Apr 13, 2010

Chicken Pot Pie

I LOVVVVEEEEE chicken pot pie...I always have. My husband makes this KILLER Paula Dean reicpe...that has an entire stick of butter in it...those days are long gone! I enjoyed while it lasted, but thus, I must find a healthier version! I think this recipe is my fave so far. I had to tweak it a bit since the recipe called for very little seasoning and was pretty bland.

I have found in this diet journey that a lot of recipes look like home made food but end up being a lot of processed food put together to look like real food. Now don't get me wrong, I like easy food the same as the next mommy, but I really am trying to cook authentic food that comes from whole foods more often. It may take a bit longer, but I really do enjoy cooking and I really do enjoy the end product!

So, that being said, here is a GREAT recipe for Chicken Pot pie!

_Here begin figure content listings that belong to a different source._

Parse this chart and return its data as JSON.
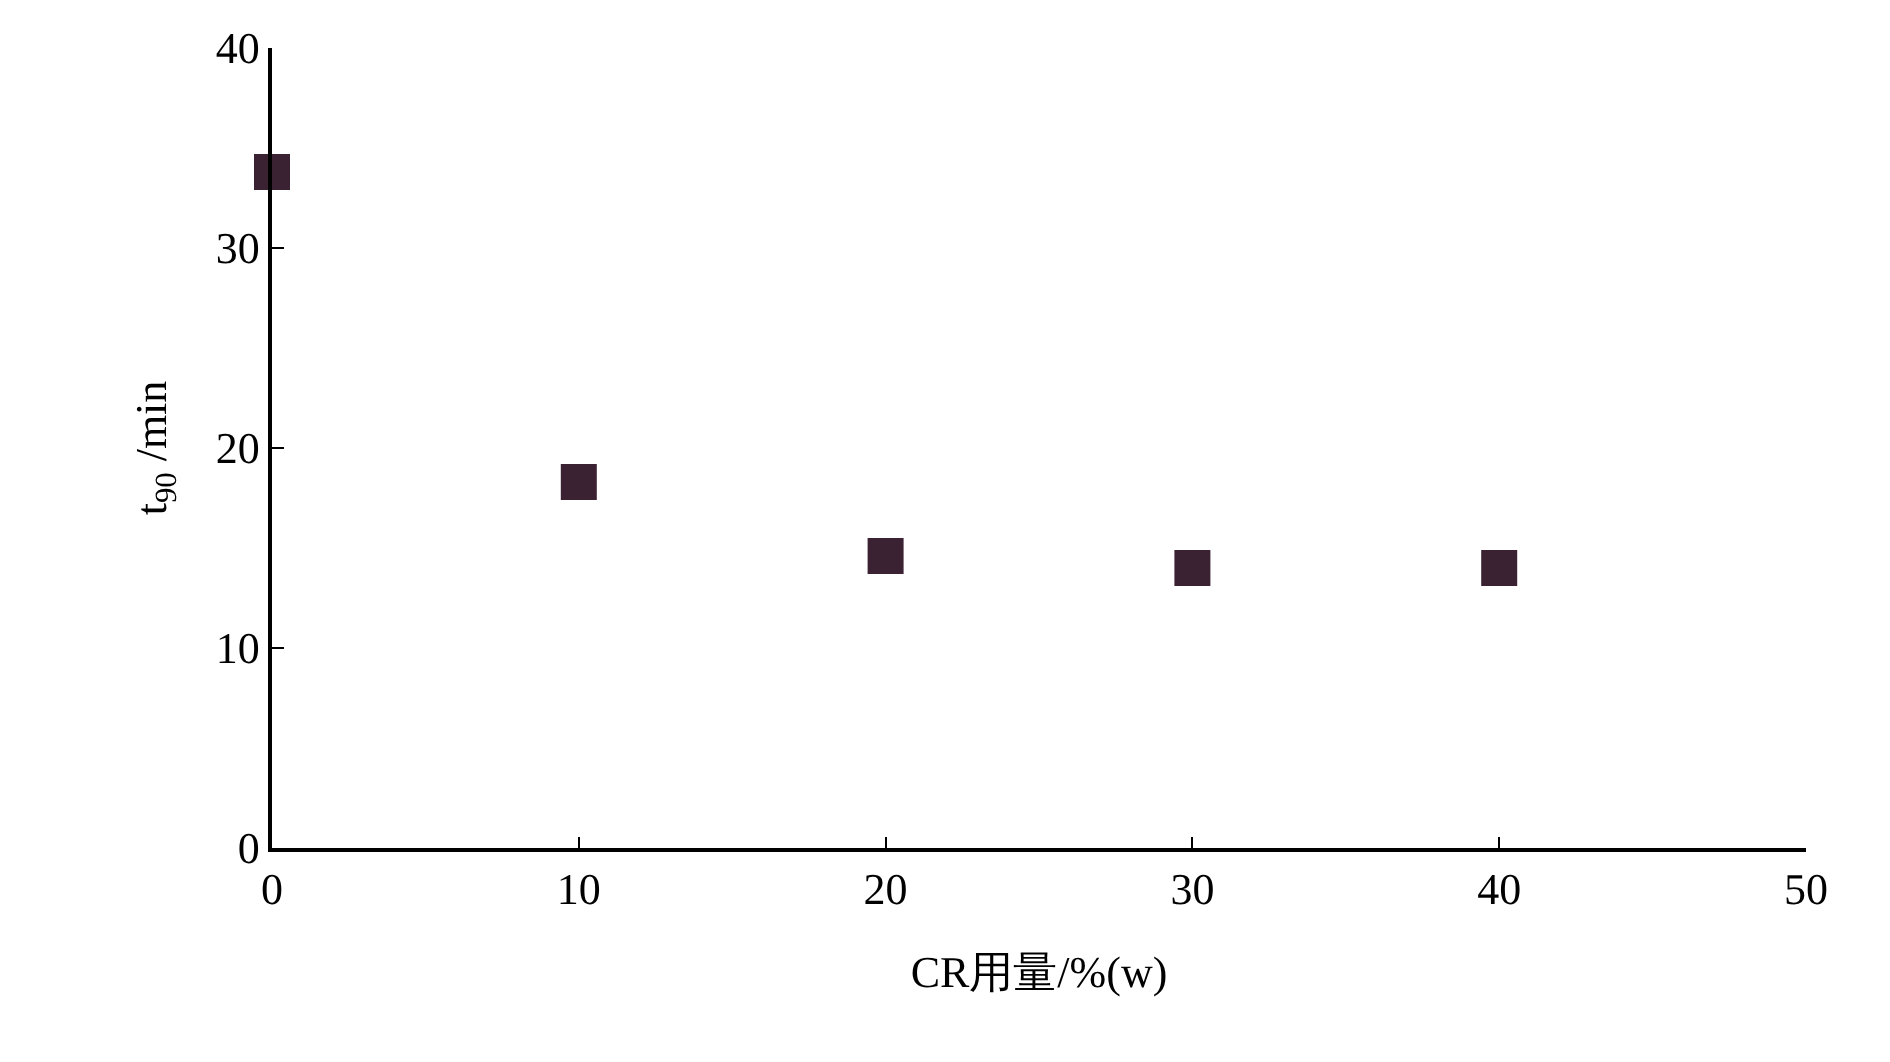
{
  "chart_data": {
    "type": "scatter",
    "xlabel": "CR用量/%(w)",
    "ylabel": "t$_{90}$ /min",
    "x": [
      0,
      10,
      20,
      30,
      40
    ],
    "series": [
      {
        "color": "#3b2233",
        "values": [
          33.8,
          18.3,
          14.6,
          14.0,
          14.0
        ]
      }
    ],
    "xlim": [
      0,
      50
    ],
    "xticks": [
      0,
      10,
      20,
      30,
      40,
      50
    ],
    "ylim": [
      0,
      40
    ],
    "yticks": [
      0,
      10,
      20,
      30,
      40
    ],
    "marker": "square"
  }
}
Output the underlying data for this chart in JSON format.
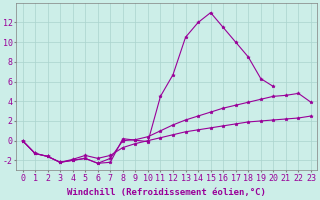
{
  "xlabel": "Windchill (Refroidissement éolien,°C)",
  "background_color": "#cceee8",
  "grid_color": "#aad4ce",
  "line_color": "#990099",
  "ylim": [
    -3,
    14
  ],
  "xlim": [
    -0.5,
    23.5
  ],
  "yticks": [
    -2,
    0,
    2,
    4,
    6,
    8,
    10,
    12
  ],
  "xticks": [
    0,
    1,
    2,
    3,
    4,
    5,
    6,
    7,
    8,
    9,
    10,
    11,
    12,
    13,
    14,
    15,
    16,
    17,
    18,
    19,
    20,
    21,
    22,
    23
  ],
  "xtick_labels": [
    "0",
    "1",
    "2",
    "3",
    "4",
    "5",
    "6",
    "7",
    "8",
    "9",
    "10",
    "11",
    "12",
    "13",
    "14",
    "15",
    "16",
    "17",
    "18",
    "19",
    "20",
    "21",
    "22",
    "23"
  ],
  "font_size": 6.5,
  "tick_font_size": 6,
  "line_peak": {
    "x": [
      0,
      1,
      2,
      3,
      4,
      5,
      6,
      7,
      8,
      9,
      10,
      11,
      12,
      13,
      14,
      15,
      16,
      17,
      18,
      19,
      20
    ],
    "y": [
      0.0,
      -1.3,
      -1.6,
      -2.2,
      -2.0,
      -1.8,
      -2.3,
      -2.2,
      0.2,
      0.05,
      -0.1,
      4.5,
      6.7,
      10.5,
      12.0,
      13.0,
      11.5,
      10.0,
      8.5,
      6.3,
      5.5
    ]
  },
  "line_max": {
    "x": [
      0,
      1,
      2,
      3,
      4,
      5,
      6,
      7,
      8,
      9,
      10,
      11,
      12,
      13,
      14,
      15,
      16,
      17,
      18,
      19,
      20,
      21,
      22,
      23
    ],
    "y": [
      0.0,
      -1.3,
      -1.6,
      -2.2,
      -2.0,
      -1.8,
      -2.3,
      -1.8,
      0.0,
      0.1,
      0.4,
      1.0,
      1.6,
      2.1,
      2.5,
      2.9,
      3.3,
      3.6,
      3.9,
      4.2,
      4.5,
      4.6,
      4.8,
      3.9
    ]
  },
  "line_min": {
    "x": [
      0,
      1,
      2,
      3,
      4,
      5,
      6,
      7,
      8,
      9,
      10,
      11,
      12,
      13,
      14,
      15,
      16,
      17,
      18,
      19,
      20,
      21,
      22,
      23
    ],
    "y": [
      0.0,
      -1.3,
      -1.6,
      -2.2,
      -1.9,
      -1.5,
      -1.8,
      -1.5,
      -0.7,
      -0.3,
      0.0,
      0.3,
      0.6,
      0.9,
      1.1,
      1.3,
      1.5,
      1.7,
      1.9,
      2.0,
      2.1,
      2.2,
      2.3,
      2.5
    ]
  }
}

1 lb uncooked boneless skinless chicken breast
1 cups water
1/2 cup white cooking wine or chicken broth
2 cubes chicken bouillon cubes, crumbled
2 medium carrots chopped
1 cup frozen peas
2 tsp olive oil
1 medium onion chopped
3tbsp. flour
5 oz. fat free evaporated milk
1 can of corn, or 1 1/2 cups frozen
6 sheets of Phyllo dough

  • Place chicken, water, wine and bouillon cubes in a medium pan. Bring to a boil, lower heat and cook gently, uncovered for 15 minutes. Remove from heat and allow to cool. Set aside one cup of broth and chop chicken into chunks.

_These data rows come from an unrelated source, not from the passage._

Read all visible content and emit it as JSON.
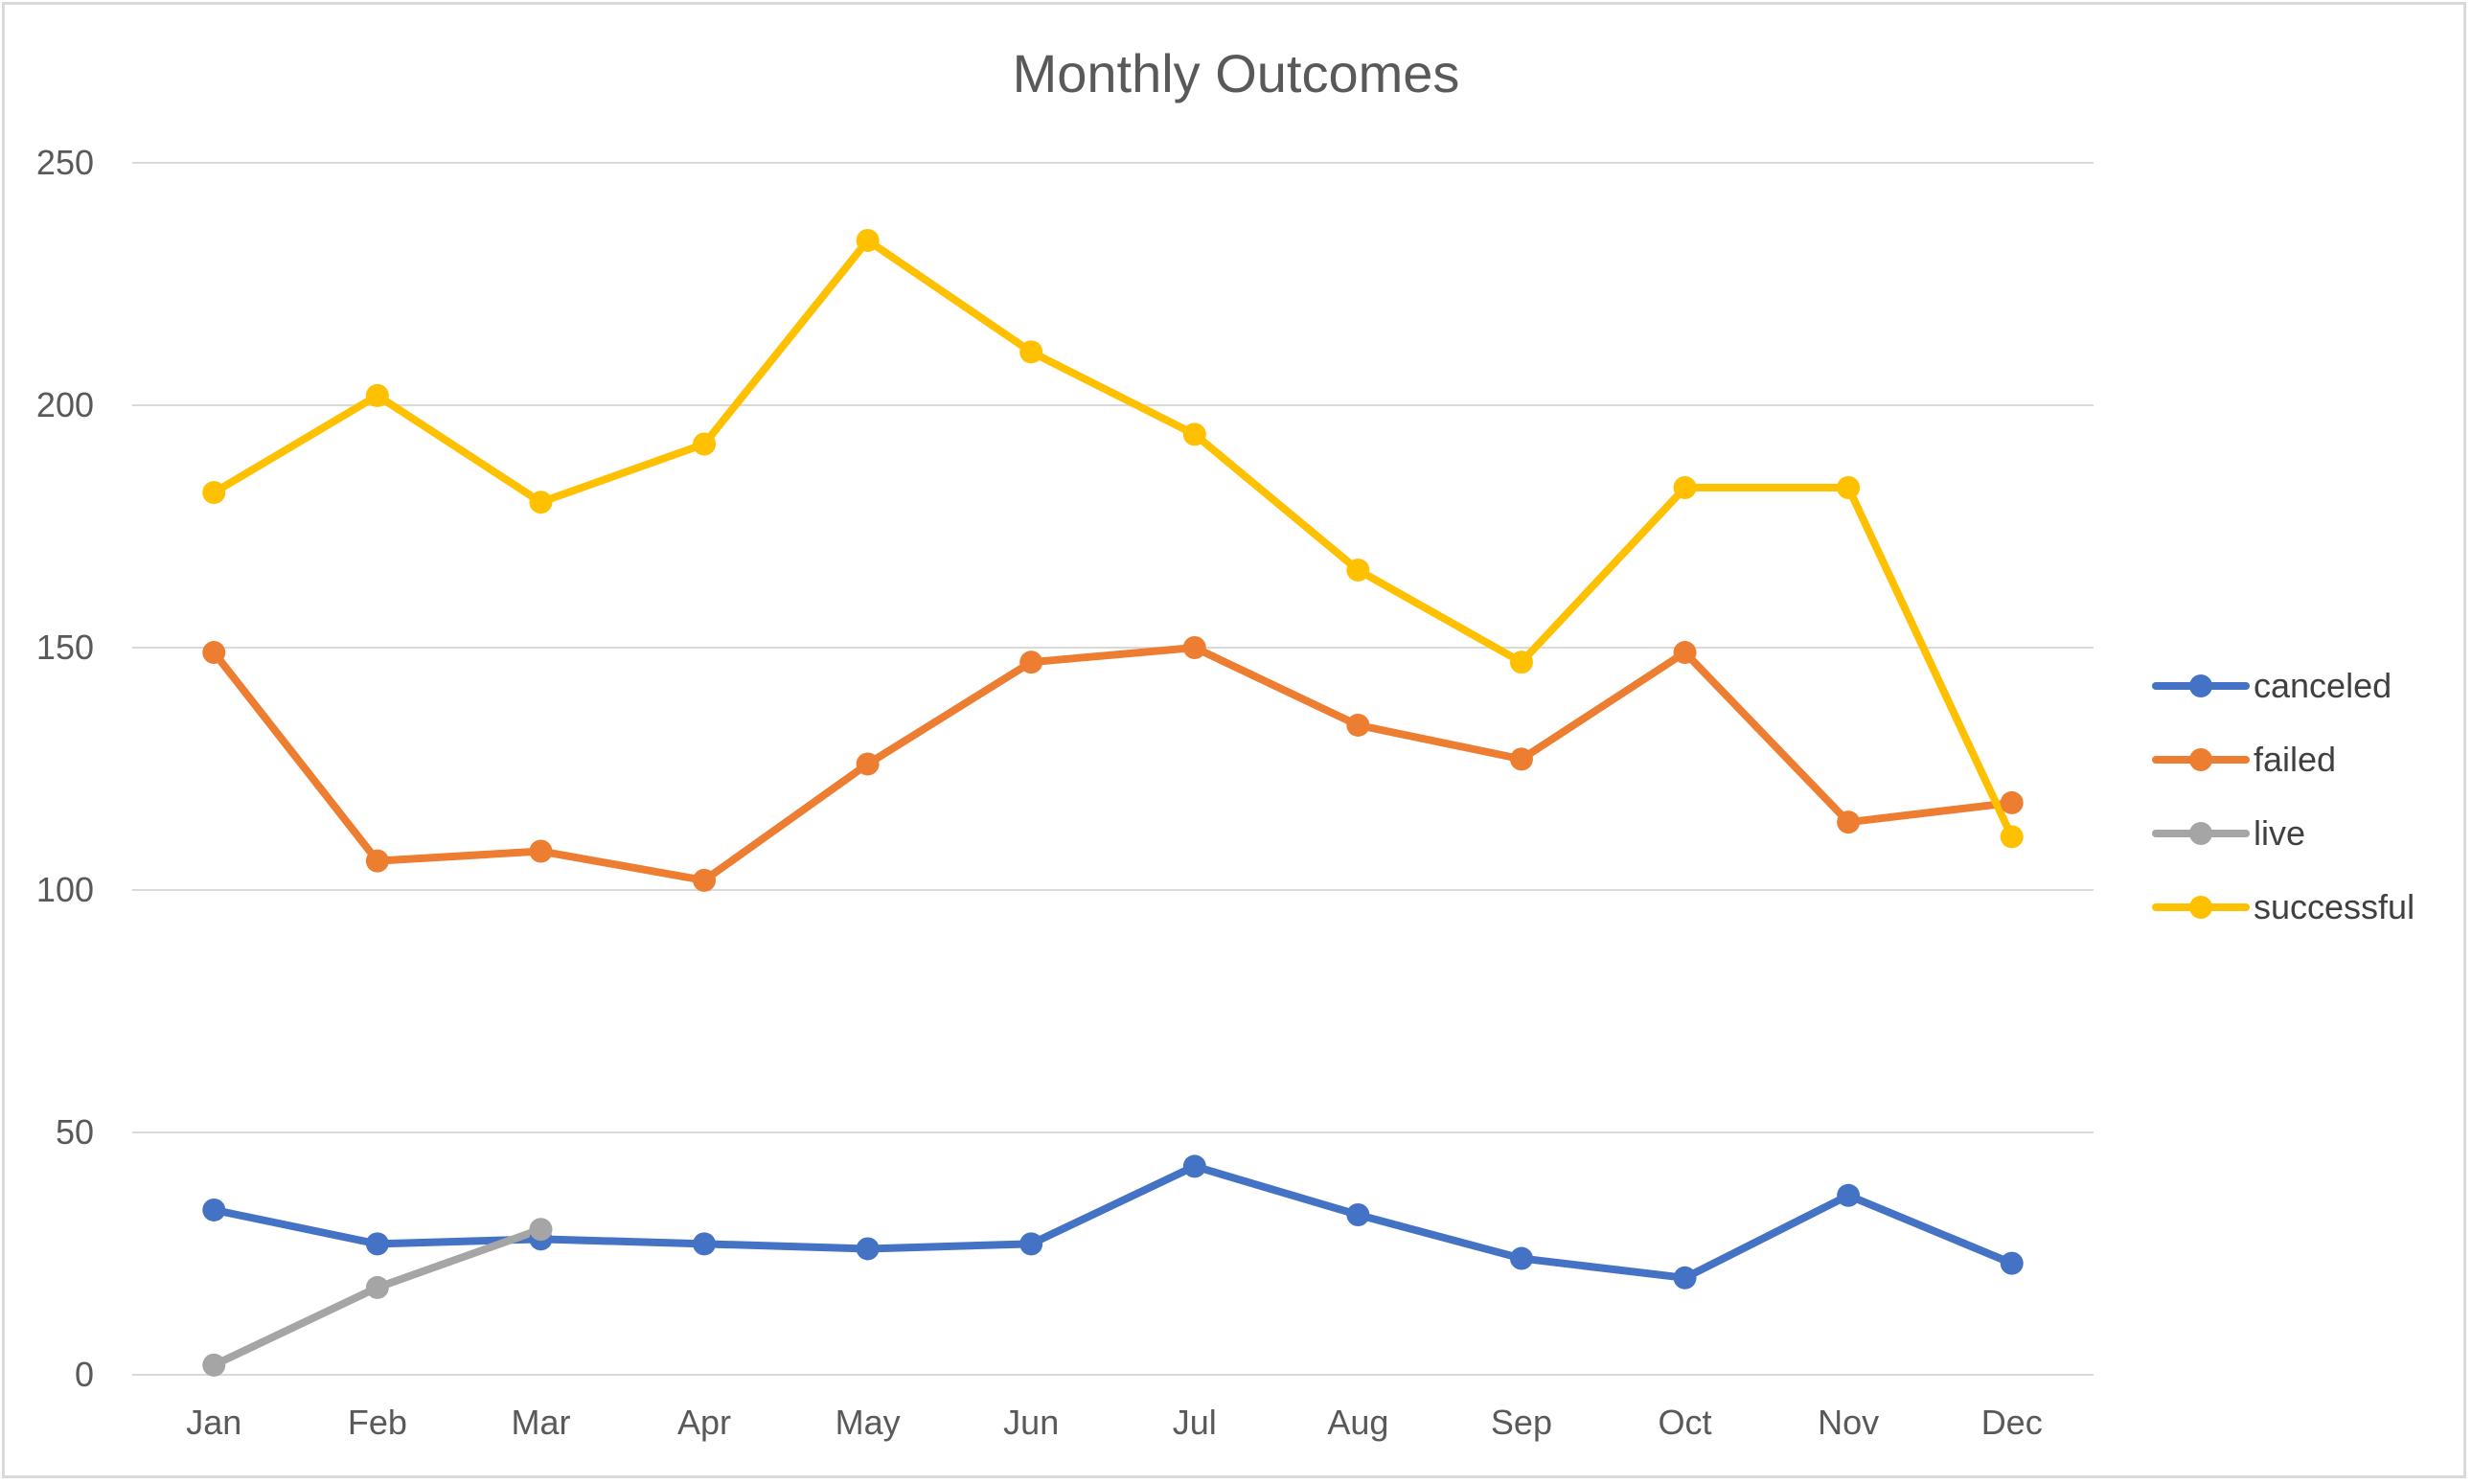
{
  "chart_data": {
    "type": "line",
    "title": "Monthly Outcomes",
    "xlabel": "",
    "ylabel": "",
    "categories": [
      "Jan",
      "Feb",
      "Mar",
      "Apr",
      "May",
      "Jun",
      "Jul",
      "Aug",
      "Sep",
      "Oct",
      "Nov",
      "Dec"
    ],
    "ylim": [
      0,
      250
    ],
    "yticks": [
      0,
      50,
      100,
      150,
      200,
      250
    ],
    "grid": true,
    "legend_position": "right",
    "series": [
      {
        "name": "canceled",
        "color": "#4472c4",
        "values": [
          34,
          27,
          28,
          27,
          26,
          27,
          43,
          33,
          24,
          20,
          37,
          23
        ]
      },
      {
        "name": "failed",
        "color": "#ed7d31",
        "values": [
          149,
          106,
          108,
          102,
          126,
          147,
          150,
          134,
          127,
          149,
          114,
          118
        ]
      },
      {
        "name": "live",
        "color": "#a5a5a5",
        "values": [
          2,
          18,
          30,
          null,
          null,
          null,
          null,
          null,
          null,
          null,
          null,
          null
        ]
      },
      {
        "name": "successful",
        "color": "#ffc000",
        "values": [
          182,
          202,
          180,
          192,
          234,
          211,
          194,
          166,
          147,
          183,
          183,
          111
        ]
      }
    ]
  }
}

  • Preheat oven to 400ºF (200ºC). Coat a deep 8-inch (20cm) pie dish with cooking spray.

  • Microwave carrots and peas for 2 minutes. Drain. Heat oil in a medium nonstick pan, add onions and cook until soft. Stir in flour and cook over low heat for 2 minutes.

  • Remove pan from heat and stir in milk and reserved broth. Return to heat and cook, stirring, until mixture boils and thickens. Add carrots, peas, chicken and corn.

  • Pour chicken into prepared dish. Layer sheets of phyllo over pie, trim edges and press down firmly to seal. Lightly coat with cooking spray. Bake for 10 minutes, lower temperature to 350ºF (180ºC) and bake until golden brown, about 20 minutes more.

I ended up kind of tossing a few spices here and there...a bit of curry...a bit of paprika...a bit of celery salt...ect ect. I also added some celery because I didn't have any peas on hand.

1 comment:

  1. mmmm...April- Everything on here looks so good. I would like to be the first to buy and autographed copy of your recipe book! ;) keep up the great work! And thank you for the amazing recipes!